Yesterday we had some fun at the first UK Wi-Co Community event in London. I wanted to run some throughput tests of OFDM and OFDMA and don’t have enough devices to do it myself at home, so I stepped up in front of a live studio audience for some community participation.
As often happens with live testing in front of an audience I had what the kids call an Epic Fail. The setup and testing worked fine at home with the 1 device I tried with… but what this iPerf newbie did not realise about iPerf3 is that it only allows 1 client connection per port. So 1 person got going and 9 others started shouting back to me that ‘the computer said no’.
Thankfully the amazing Jiri Brejcha was in the audience and, during a break, gave me the commands needed to set multiple iPerf instances running and logging on the WLAN Pi ready for a repeat attempt at lunch. I’m documenting this here before I forget it, for my benefit more than anyone elses. But perhaps you are onsite having made the same assumption I did and this can save your bacon. Be warned, its console commands, you can’t do this in the UI, so you’ll need SSH access to the WLAN Pi.
The WLAN Pi is an amazing cheap community built tool for any network engineer. It is a fork of the RaspberryPi OS with LOADS of useful functions for auditing, exploring and troubleshooting both Wired and Wireless networks – LLDP/CDP, Speedtests, Reachability Tests, iPerf, Kismet, Grafana, Packet Capture, DHCP Server, Air Console and loads more.
For my test I wanted to use it as an iPerf server for a throughput test of multiple clients. iPerf3 service is running by default, just power it up and plug it in to the network. Ace! But its only a single service running on the default port of 5201. And as I found out in front of 40 odd people that isn’t going to work for multiple concurrent clients. So time to scramble.
First up, the firewall is enabled by default and is only configured to allow port 5201 in. So if you’re going to spin up more iPerf services on other ports then you’ll want to disable the firewall. To stop the firewall service running until you reboot the unit use this command:
sudo systemctl stop ufw
I decided to disable it permanently because I don’t tend to use my WLAN Pi at customers sites and even if I did, its so easy to reimage that I’m not concerned about its safety. To disable permanently use:
sudo systemctl disable ufw
The default iPerf service log on the WLAN Pi can be accessed using this command:
journalctl -u iperf3.service
If you want to dump that entire log to a text document then just modify like this:
journalctl -u iperf3.service > iperf3.txt
The above will dump the log for the default instance (ONLY) to a file called iperf3.txt in your home directory.
Starting additional iPerf services will give you more ports but it won’t put the log into the default iPerf3 log. If you don’t care about the logs and just want the service running then simply do:
iperf3 -s -p 5202
This will create another iPerf3 server running in server mode (-s) on port (-p) 5202. Now you can connect a client to 5201 and a different client to 5202.

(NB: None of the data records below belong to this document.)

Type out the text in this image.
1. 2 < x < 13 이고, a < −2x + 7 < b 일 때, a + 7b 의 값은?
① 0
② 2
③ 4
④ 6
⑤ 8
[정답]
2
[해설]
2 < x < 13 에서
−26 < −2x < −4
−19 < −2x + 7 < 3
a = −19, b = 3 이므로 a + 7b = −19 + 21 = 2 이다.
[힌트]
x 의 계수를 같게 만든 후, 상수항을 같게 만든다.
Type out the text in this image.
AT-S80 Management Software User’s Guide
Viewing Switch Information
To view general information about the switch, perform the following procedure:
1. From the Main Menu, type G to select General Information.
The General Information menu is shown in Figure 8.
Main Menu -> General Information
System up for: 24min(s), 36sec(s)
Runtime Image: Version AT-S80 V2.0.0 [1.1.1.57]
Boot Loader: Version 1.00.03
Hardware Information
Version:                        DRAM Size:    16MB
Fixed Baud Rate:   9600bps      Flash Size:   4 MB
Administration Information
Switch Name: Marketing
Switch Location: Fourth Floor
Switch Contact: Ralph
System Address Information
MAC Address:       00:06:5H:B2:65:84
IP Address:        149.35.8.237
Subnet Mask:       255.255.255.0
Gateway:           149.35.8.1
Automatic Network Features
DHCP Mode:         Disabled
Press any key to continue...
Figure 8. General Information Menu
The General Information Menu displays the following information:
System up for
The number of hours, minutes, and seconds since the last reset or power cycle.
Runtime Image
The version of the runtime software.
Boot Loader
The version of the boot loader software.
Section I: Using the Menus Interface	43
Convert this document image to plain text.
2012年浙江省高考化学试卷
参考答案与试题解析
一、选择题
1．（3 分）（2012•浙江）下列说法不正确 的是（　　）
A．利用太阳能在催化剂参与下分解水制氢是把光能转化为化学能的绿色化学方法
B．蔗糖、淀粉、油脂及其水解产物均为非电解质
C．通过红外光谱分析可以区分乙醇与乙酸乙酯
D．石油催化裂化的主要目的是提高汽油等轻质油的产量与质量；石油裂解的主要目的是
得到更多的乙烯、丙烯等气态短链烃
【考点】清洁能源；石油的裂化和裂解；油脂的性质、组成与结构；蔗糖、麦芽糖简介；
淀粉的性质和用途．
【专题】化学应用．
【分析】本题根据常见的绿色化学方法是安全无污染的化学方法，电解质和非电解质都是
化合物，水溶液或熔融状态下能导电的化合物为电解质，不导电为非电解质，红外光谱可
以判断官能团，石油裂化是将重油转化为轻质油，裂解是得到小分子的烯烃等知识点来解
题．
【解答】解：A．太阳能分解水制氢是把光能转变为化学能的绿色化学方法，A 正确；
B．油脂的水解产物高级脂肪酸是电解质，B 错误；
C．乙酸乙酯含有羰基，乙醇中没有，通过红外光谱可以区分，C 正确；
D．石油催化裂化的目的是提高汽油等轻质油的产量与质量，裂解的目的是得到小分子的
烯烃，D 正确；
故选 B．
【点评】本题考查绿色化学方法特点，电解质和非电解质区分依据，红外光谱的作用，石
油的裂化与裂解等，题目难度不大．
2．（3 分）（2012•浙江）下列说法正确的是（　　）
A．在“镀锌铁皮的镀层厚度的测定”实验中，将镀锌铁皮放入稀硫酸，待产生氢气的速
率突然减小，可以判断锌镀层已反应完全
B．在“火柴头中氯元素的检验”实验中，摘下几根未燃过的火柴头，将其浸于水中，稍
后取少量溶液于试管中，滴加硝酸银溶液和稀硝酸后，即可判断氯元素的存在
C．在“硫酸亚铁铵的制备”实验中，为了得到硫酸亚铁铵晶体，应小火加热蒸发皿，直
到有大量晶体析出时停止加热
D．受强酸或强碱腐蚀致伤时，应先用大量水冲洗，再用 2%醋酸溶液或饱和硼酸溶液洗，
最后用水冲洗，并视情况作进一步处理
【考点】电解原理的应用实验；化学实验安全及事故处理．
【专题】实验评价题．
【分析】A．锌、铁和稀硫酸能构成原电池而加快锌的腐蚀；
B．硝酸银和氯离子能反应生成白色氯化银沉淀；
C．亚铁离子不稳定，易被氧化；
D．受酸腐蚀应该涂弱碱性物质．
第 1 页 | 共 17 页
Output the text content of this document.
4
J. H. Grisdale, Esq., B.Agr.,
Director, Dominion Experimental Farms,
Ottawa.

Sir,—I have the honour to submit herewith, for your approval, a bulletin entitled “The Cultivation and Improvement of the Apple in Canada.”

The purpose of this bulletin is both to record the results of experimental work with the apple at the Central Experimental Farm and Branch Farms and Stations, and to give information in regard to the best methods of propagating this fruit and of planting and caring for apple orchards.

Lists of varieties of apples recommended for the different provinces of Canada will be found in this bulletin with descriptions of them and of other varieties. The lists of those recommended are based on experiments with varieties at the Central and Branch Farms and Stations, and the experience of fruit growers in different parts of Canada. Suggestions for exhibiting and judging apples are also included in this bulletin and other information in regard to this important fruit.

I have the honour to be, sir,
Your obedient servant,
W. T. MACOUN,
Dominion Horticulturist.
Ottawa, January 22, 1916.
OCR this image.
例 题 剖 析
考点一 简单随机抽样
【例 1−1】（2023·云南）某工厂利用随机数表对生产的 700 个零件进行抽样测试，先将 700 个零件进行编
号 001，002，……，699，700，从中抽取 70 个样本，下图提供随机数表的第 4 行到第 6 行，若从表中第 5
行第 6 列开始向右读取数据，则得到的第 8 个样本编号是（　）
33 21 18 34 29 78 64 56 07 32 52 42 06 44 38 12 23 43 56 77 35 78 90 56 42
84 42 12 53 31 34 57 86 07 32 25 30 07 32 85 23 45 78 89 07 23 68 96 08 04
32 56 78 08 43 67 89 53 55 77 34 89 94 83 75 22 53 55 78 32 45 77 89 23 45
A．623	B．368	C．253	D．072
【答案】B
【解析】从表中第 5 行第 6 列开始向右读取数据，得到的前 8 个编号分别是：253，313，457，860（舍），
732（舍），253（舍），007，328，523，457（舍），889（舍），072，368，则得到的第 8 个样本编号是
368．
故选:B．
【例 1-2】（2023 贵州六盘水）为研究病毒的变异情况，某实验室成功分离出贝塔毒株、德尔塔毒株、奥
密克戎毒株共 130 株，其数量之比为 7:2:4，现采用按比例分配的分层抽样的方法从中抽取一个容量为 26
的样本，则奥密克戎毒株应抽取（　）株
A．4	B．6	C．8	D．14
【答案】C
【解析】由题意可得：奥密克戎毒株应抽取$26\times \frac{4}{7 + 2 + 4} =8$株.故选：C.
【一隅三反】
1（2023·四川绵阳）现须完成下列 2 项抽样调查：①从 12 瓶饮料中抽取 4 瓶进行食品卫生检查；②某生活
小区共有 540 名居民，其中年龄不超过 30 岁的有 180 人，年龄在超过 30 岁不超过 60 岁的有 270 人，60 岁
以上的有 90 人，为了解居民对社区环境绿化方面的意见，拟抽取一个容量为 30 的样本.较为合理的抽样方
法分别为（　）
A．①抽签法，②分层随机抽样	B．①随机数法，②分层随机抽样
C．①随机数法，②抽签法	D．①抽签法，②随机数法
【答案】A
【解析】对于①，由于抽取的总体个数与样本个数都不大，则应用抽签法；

If you do want to save the logs then simply add to the command so it looks like this:
iperf3 -s -p 5202 > iperf3-5202.txt
You can probably guess it by now but this is going to dump the log data to a file in your home directory called iperf3-5202.txt.
Now, when you run the service with either of the two above commands your console is going to be locked into the iPerf3 service. If you want to be able to start multiple extra services, or just generally do other things in the console then you’ll want to tell the service to run in the background (I’m not sure this is exactly the correct language but it is how I am considering it). To do this you want to add an ampersand to the end of the command like this:
iperf3 -s -p 5202 > iperf3-5202.txt &
That simple extra character on the end will start the service running “in the background” and let you keep using the console. It doesn’t look like it at first because you don’t immediately get the console prompt back, but after you run that command if you hit enter a second time you’ll get your console prompt back and can get on with other stuff.
For simplicity (at the suggestion of Jiri again!) I decided to start 10 new services that would all automatically log to similar file names and into the same place, rather than use the default service and have to remember to dump the journalctl log to a text file. So this is what I did:
iperf3 -s -p 5202 > iperf3-5202.txt & iperf3 -s -p 5203 > iperf3-5203.txt & iperf3 -s -p 5204 > iperf3-5204.txt & iperf3 -s -p 5205 > iperf3-5205.txt & iperf3 -s -p 5206 > iperf3-5206.txt & iperf3 -s -p 5207 > iperf3-5207.txt & iperf3 -s -p 5208 > iperf3-5208.txt & iperf3 -s -p 5209 > iperf3-5209.txt & iperf3 -s -p 5210 > iperf3-5210.txt & iperf3 -s -p 5211 > iperf3-5211.txt &
To stop all the iPerf services if you make a mistake you can reboot or just use this command (but it will also kill the default 5201 service):
sudo killall iperf3
I plan to re-do the testing from yesterday so hopefully this blog will be a useful reminder when I come to do that. And maybe it’ll help you too.